Gli anni Settanta. Sempre. Comunque. Ma non i Settanta italiani o europei, no. I Settanta americani. America, la parte per il tutto. America, cioè Usa, cioè luogo (detestabile o meno) dell'immaginario occidentale. I Settanta della filmografia senza fronzoli barocchi. I Settanta di Quel pomeriggio di un giorno da cani, tanto per citare un titolo fra i tanti. Poliziotti newyorkesi dai capelli lunghi, in camiciola carta da zucchero sudata. Eccoli, i Settanta.
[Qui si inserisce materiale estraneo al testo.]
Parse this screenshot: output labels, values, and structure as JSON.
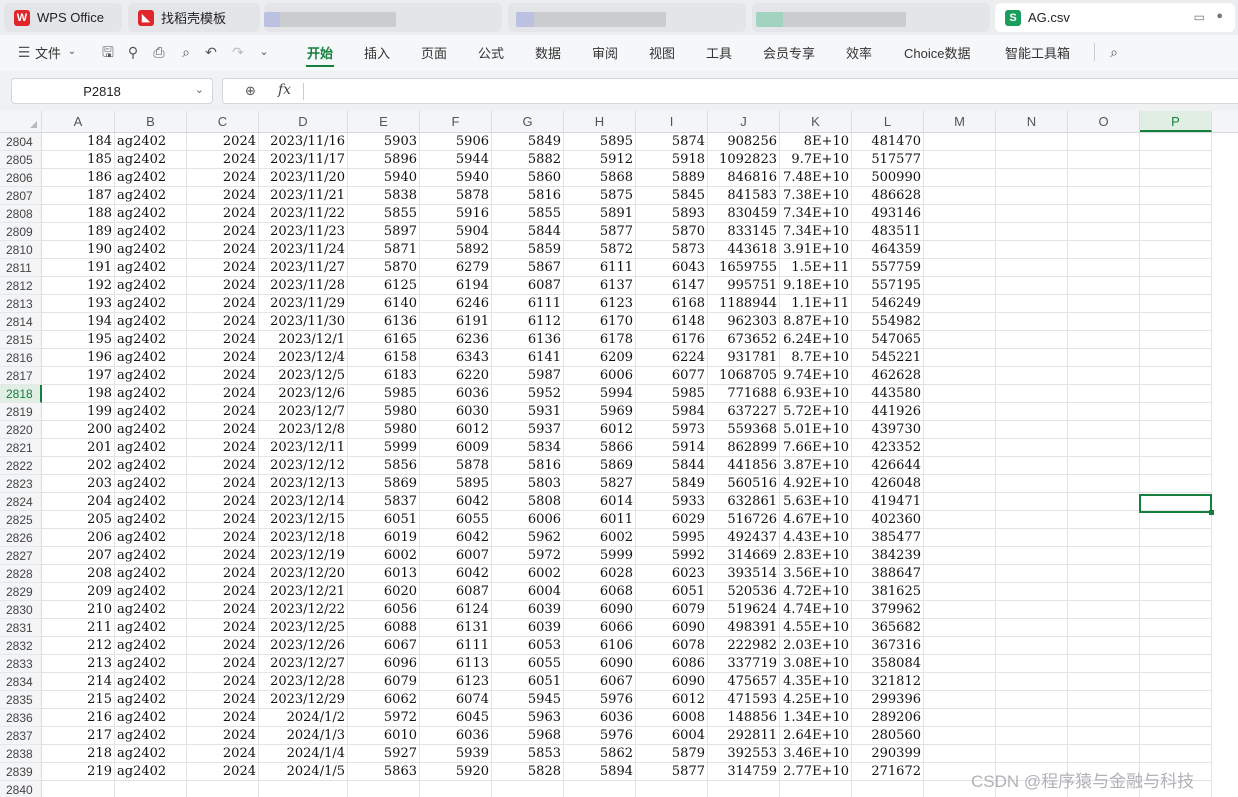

Gay Talese (un altro italoamericano; quanti italoamericani, nella letteratura, nel giornalismo) scrive un libro e definisce Playboy e il suo fondatore Hugh Hefner, come l'impero onanistico americano. Nessun moralismo. Solo una constatazione.
Ogni mito, in quel pantheon mercantile senza alcun riferimento deistico, ha il suo contraltare o, come piacerebbe a Borges, il suo doppio. Coca Cola e Pepsi, Microsoft e Apple, Playboy e Penthouse.
Lessi una volta una interessante analisi (non cito la fonte perché non la ricordo e so che Borges, aedo dell'incertezza, sarebbe d'accordo): "Le foto delle ragazze di Playboy danno l'impressione che, per averle, è necessario almeno invitarle a cena. Le foto delle ragazze di Penthouse danno l'impressione che, per averle, è sufficiente pagarle."
Bob Guccione, il fondatore di Penthouse, è morto. Anche l'erotismo, anche il softcore, anche le immagini di quelle ragazze dagli occhi di cerbiatta e dalle gambe aperte, devono fare i conti con la morte.
Chissà cosa ne scriverebbe Don DeLillo?